In terms of how effective Verapamil has been for this ailment, I have noticed more and more improvement over the last few weeks…about 5-6 weeks after starting up on Verapamil 180 SR/ER. It was up and down before then when I was using 120 SR, especially in September and October, when I was using Ambien as a sleep medicine. I’m going to give this some more time to see how it pans out. Definitely not over the top yet, but moving at the right trajectory.

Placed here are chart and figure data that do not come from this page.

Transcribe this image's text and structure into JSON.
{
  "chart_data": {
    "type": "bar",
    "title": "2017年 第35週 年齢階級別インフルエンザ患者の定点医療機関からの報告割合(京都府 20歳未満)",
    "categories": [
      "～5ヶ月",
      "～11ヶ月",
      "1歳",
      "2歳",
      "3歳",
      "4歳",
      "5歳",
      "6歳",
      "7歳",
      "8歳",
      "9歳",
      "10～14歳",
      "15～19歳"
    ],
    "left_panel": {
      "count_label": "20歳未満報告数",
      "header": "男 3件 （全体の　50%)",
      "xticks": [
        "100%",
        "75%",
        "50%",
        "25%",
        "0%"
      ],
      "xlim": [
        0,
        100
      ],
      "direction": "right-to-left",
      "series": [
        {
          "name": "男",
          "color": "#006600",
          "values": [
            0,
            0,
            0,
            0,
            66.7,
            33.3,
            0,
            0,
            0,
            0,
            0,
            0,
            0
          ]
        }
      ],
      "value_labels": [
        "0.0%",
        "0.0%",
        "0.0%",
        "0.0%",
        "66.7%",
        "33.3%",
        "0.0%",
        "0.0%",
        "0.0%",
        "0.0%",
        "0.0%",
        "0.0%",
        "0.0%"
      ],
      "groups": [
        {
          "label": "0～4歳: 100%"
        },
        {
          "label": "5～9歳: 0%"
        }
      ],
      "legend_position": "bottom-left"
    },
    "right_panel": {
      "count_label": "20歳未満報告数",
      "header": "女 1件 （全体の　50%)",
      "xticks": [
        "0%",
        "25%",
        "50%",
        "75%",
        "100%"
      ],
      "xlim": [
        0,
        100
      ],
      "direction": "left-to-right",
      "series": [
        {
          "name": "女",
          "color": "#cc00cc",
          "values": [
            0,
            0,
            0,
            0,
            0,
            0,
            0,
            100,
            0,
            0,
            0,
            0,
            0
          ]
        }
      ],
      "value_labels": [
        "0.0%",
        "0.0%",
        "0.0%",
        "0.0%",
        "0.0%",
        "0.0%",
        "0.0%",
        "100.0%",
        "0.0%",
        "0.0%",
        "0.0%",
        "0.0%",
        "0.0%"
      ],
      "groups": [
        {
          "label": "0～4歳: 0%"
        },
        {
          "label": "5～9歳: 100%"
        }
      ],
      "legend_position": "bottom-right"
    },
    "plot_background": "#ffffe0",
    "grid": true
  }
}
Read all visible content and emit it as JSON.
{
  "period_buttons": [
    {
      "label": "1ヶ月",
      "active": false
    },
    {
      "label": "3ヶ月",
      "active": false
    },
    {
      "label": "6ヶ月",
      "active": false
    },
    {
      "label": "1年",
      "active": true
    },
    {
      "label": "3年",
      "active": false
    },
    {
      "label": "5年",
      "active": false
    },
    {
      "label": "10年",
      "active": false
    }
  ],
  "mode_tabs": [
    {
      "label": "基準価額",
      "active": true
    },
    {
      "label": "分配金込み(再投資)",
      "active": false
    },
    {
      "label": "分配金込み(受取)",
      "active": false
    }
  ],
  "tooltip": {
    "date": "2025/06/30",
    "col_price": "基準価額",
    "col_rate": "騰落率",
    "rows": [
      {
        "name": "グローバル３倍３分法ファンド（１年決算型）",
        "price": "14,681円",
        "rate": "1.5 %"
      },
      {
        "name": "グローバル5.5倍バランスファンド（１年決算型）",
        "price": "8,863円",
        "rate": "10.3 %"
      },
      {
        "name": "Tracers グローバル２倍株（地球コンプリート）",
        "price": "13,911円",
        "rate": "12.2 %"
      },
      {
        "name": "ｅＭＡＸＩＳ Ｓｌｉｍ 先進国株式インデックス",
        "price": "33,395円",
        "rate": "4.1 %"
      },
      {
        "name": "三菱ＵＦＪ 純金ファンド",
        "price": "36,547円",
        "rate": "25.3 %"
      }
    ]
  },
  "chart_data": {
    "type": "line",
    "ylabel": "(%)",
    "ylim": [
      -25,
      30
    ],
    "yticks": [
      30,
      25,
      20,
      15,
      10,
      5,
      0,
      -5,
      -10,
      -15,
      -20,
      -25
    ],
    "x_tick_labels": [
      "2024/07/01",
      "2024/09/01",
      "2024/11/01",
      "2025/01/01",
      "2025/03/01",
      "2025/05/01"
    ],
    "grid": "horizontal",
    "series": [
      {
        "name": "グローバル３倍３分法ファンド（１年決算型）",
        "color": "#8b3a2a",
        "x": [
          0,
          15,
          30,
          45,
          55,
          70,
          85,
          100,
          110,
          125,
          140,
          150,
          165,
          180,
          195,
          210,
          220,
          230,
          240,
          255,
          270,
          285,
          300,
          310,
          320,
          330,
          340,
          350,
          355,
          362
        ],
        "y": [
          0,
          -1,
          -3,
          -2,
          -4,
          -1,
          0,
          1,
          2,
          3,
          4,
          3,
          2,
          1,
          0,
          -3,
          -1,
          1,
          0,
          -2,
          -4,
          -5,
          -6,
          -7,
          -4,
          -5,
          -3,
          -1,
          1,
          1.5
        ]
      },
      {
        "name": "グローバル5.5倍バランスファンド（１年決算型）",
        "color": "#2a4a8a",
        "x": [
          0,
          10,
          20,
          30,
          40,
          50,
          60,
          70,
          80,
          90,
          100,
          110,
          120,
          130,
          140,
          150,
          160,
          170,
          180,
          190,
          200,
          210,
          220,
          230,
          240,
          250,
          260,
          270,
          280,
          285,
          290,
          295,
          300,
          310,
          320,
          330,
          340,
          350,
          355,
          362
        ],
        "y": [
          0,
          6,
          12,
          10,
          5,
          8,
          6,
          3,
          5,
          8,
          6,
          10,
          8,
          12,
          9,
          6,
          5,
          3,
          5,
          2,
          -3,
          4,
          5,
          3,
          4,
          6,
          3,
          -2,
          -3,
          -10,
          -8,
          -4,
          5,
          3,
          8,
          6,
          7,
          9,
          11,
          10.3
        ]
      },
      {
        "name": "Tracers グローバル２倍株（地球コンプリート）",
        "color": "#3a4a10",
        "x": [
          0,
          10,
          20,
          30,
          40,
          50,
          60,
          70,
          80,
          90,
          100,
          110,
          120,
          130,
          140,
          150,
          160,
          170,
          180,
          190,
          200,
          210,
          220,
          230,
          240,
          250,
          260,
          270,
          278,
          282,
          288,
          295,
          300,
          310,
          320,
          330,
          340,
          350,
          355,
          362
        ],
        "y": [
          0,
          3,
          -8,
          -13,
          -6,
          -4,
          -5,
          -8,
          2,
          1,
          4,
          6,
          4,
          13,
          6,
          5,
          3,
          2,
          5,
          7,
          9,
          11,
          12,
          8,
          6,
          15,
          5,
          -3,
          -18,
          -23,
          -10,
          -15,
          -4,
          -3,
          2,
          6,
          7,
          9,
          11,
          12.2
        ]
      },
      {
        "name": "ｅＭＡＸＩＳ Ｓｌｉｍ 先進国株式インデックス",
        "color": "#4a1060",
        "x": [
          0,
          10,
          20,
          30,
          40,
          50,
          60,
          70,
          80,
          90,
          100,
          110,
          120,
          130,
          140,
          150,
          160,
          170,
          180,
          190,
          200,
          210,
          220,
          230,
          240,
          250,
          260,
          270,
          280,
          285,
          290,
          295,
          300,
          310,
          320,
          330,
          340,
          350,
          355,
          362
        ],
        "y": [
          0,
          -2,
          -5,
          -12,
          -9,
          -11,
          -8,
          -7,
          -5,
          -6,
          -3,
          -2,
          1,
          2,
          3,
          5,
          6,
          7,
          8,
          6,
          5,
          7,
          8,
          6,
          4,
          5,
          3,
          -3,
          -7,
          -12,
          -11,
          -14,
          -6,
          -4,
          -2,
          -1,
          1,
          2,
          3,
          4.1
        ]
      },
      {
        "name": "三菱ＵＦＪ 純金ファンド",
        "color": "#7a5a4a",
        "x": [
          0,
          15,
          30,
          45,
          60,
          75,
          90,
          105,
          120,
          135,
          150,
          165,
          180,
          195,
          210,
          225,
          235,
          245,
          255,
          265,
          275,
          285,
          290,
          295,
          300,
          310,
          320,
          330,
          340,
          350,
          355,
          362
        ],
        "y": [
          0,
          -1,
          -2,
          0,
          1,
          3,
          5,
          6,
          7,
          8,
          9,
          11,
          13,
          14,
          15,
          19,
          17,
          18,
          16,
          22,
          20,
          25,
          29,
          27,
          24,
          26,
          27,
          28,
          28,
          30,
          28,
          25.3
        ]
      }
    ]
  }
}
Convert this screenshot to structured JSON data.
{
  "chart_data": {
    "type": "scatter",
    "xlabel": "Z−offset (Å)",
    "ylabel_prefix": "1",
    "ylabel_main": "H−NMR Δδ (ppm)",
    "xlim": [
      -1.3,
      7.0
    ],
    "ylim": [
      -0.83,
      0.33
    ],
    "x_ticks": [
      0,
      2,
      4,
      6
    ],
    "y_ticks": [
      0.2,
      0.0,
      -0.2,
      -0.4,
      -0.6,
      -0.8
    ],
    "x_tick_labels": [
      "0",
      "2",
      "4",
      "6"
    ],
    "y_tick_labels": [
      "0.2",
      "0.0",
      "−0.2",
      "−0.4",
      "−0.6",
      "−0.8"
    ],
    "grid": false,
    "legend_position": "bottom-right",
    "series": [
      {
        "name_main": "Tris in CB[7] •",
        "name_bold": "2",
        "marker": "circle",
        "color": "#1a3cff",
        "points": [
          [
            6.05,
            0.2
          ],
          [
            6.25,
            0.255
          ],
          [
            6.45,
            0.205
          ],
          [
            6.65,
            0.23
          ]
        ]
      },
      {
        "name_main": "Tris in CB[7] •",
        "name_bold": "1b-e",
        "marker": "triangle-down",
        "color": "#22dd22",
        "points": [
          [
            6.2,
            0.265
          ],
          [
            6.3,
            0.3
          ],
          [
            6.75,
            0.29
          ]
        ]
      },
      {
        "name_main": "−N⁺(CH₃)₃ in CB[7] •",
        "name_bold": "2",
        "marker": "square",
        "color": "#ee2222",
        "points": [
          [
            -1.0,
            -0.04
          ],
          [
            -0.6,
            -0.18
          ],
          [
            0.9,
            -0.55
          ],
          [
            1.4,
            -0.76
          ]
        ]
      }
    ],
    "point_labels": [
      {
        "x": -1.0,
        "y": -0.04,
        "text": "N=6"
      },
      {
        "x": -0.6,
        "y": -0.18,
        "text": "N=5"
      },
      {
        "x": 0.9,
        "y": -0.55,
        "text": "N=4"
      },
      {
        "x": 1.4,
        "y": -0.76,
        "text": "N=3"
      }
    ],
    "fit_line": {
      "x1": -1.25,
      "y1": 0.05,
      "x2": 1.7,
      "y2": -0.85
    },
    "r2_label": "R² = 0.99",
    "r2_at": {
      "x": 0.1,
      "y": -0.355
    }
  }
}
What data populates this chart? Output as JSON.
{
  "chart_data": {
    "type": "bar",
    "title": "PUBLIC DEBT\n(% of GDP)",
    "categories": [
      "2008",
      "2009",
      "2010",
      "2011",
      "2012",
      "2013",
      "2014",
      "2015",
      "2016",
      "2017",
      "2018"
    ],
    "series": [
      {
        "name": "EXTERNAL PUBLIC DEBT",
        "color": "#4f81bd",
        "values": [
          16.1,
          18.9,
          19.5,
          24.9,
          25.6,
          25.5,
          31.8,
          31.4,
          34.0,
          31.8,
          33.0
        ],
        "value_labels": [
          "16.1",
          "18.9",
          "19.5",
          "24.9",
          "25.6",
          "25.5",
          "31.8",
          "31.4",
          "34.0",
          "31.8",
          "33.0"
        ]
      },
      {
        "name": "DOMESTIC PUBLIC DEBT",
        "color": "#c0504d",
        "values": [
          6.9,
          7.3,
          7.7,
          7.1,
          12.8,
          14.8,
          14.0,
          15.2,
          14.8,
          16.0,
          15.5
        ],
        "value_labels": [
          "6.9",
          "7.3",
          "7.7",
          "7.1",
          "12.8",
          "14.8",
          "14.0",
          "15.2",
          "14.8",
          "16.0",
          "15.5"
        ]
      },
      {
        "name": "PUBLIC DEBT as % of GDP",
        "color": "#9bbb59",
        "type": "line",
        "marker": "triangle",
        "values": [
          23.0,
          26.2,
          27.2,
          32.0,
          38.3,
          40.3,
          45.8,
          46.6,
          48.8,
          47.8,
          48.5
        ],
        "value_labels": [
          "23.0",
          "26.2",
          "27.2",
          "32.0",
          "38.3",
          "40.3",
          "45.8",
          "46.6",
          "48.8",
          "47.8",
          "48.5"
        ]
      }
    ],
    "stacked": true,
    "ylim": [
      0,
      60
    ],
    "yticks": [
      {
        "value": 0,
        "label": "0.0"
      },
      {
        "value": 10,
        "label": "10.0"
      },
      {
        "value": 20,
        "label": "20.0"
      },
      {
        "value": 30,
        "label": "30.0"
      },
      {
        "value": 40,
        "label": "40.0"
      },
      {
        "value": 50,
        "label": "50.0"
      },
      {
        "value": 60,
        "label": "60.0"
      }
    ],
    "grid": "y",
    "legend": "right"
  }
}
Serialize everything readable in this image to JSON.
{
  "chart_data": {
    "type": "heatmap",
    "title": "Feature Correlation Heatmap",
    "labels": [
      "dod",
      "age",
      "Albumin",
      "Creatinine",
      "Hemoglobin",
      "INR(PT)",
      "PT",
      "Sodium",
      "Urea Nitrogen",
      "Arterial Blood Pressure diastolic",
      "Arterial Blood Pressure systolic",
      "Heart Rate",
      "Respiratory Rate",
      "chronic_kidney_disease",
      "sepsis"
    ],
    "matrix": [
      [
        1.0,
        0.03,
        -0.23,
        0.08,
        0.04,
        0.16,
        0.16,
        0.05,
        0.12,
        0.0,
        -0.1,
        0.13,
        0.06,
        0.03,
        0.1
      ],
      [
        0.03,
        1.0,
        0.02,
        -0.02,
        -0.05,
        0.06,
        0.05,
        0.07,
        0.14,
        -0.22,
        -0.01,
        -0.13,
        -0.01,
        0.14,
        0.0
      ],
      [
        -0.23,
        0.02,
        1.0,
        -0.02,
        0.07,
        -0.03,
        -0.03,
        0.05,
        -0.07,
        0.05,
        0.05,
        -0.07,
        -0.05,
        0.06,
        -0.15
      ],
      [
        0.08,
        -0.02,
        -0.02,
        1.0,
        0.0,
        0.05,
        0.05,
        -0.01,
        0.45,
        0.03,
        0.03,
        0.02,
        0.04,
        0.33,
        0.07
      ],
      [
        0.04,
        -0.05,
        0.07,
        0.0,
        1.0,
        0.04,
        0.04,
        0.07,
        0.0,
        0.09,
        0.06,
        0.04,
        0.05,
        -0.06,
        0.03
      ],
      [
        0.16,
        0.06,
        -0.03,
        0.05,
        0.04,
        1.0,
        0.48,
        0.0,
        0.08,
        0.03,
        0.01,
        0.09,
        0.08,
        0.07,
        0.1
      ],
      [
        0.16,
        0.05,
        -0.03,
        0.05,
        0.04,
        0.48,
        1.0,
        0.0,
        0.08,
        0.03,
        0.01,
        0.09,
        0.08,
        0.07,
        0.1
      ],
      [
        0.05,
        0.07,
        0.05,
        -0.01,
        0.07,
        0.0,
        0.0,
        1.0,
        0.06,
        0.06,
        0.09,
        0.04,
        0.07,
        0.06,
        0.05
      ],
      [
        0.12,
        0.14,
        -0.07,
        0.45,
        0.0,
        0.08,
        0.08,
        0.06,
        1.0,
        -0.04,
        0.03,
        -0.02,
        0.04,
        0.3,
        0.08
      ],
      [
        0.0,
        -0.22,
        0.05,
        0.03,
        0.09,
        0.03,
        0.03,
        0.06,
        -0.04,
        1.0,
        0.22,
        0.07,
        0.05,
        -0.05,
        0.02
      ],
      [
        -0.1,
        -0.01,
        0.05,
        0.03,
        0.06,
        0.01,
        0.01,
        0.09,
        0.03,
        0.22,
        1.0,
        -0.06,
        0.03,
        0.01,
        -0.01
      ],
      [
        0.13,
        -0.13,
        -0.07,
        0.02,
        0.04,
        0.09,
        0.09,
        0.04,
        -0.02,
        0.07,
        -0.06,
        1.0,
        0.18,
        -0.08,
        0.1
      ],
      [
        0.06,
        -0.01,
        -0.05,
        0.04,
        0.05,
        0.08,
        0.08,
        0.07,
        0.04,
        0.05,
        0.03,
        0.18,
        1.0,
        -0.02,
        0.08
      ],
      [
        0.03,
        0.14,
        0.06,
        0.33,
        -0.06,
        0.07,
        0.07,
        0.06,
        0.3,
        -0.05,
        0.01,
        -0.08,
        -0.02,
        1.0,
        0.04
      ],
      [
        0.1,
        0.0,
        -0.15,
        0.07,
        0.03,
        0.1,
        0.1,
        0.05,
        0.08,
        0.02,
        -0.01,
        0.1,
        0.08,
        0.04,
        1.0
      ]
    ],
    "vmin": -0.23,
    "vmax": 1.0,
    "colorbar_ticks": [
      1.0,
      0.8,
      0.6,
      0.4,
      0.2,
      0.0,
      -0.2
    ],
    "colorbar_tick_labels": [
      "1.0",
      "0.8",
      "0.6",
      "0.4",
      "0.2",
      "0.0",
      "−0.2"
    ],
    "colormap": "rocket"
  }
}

Jen - that’s a cute story - “a migraine without a headache” not a bad deal, hu? (If they only knew) :slight_smile:

I haven’t had a hair cut in over a year! I tie it in a pony tail on the top of my head and just keep cutting the end off. I look like Pebbles Flintstone (not sure if you know who that is).

MSDXD - thanks for that great info. I’ll have my neurontin anyday now, and I’m going to give it a try. My next plan (it’s not that I’m negative, it’s just that my personality style is to always plan ahead - I was the oldest daughter of 11 kids, so i’m naturally on top of things - think this could have anything to do with developing such a severe migraine state?) :slight_smile: Anyway, as I was saying, if the Neurontin doesn’t do anything, i was going to try Top - but after hearing what you said, I may push him for verapamil. Like I said, my doc was against verapamil, but when I told him Tim Hain in Chicago uses it for 20% of his practice, he was impressed.

Thanks again, everybody for all the great input - this forum has been such a great source of support.

Julie

Jen,

One more question - why did your friend decide to go off Klonopin?